Despite this, agency officials stopped using a mechanism that would halt payments on suspicious claims. Howle said agency leaders who made this decision “did not adequately understand” how the system worked. That decision, Howle said, caused the state to pay $1 billion in likely fraudulent payments.
“It is almost certain that because of its lax approach, EDD missed stopping payment on fraudulent claims during the pandemic,” Howle wrote, adding the agency “does not acknowledge earlier warnings about potential fraud and its own failure to respond quickly to those warnings.”
California lost more than 2.6 million jobs in March and April after Newsom issued the country’s first statewide stay-at-home order, the beginning of 10 months of economic turmoil tied to the ups and downs of an unpredictable virus.

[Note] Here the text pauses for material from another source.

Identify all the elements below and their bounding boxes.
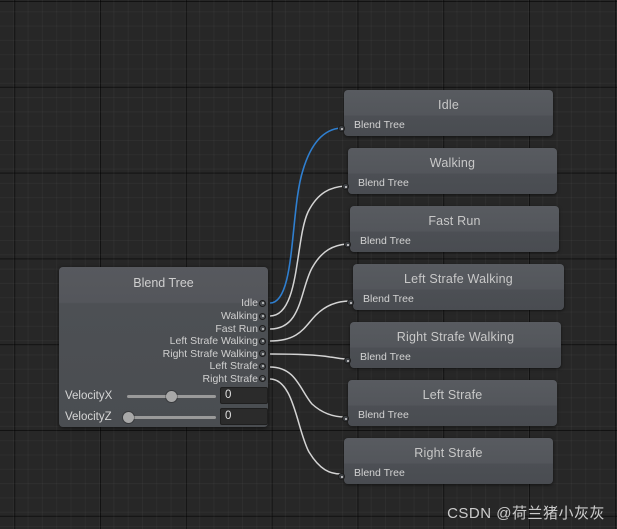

California’s unemployment benefits agency was woefully unprepared to handle the accompanying surge of claims, with previous audits showing the agency was plagued by outdated technology and a stifling bureaucracy that contributed to a backlog of claims that at one time totaled more than 1.6 million people.
So far, the state has processed more than 19 million unemployment claims and paid out more than $114 billion in benefits. Thursday’s audit shows just how overwhelmed the agency was while trying to handle this surge.
By September, more than 1,000 people per day were telling the agency their identity had been stolen to claim fraudulent unemployment benefits. But the agency had just one employee responsible for reviewing those reports, and in July that position was vacant. From April to October, the agency responded to less than 2% of these fraud reports.
Because of that, it is likely thousands of people will owe taxes on this spring on benefits they never received. And that’s not including people who don’t know their identity has been stolen, and likely won’t find out until they get a tax notice in the mail. Howle warned these people will flood EDD with requests for help in the coming weeks, adding even more work to an already struggling agency.
“Without a concentrated focus, EDD risks unnecessarily delaying assistance to victims of identity theft, who will remain in precarious tax situations until EDD completes its work,” Howle said.
Republican Assemblyman Jim Patterson said the audit “rightfully demonstrated what a disaster EDD has been with respect to fraud.” And said he worried the state Legislature, which is dominated by Democrats, won’t do enough to hold the Democratic governor accountable.
“You get very close to politically covering up the responsibility of the governor,” he said.
Democratic Assemblyman Phil Ting said that “it’s not really important who gets blamed for what,” adding: “People don’t care about blame, people care about getting their money.”
“I think we’ve been extraordinarily critical of the department,” he said. “EDD has to do a significantly better job on their fraud prevention, period,” Ting said.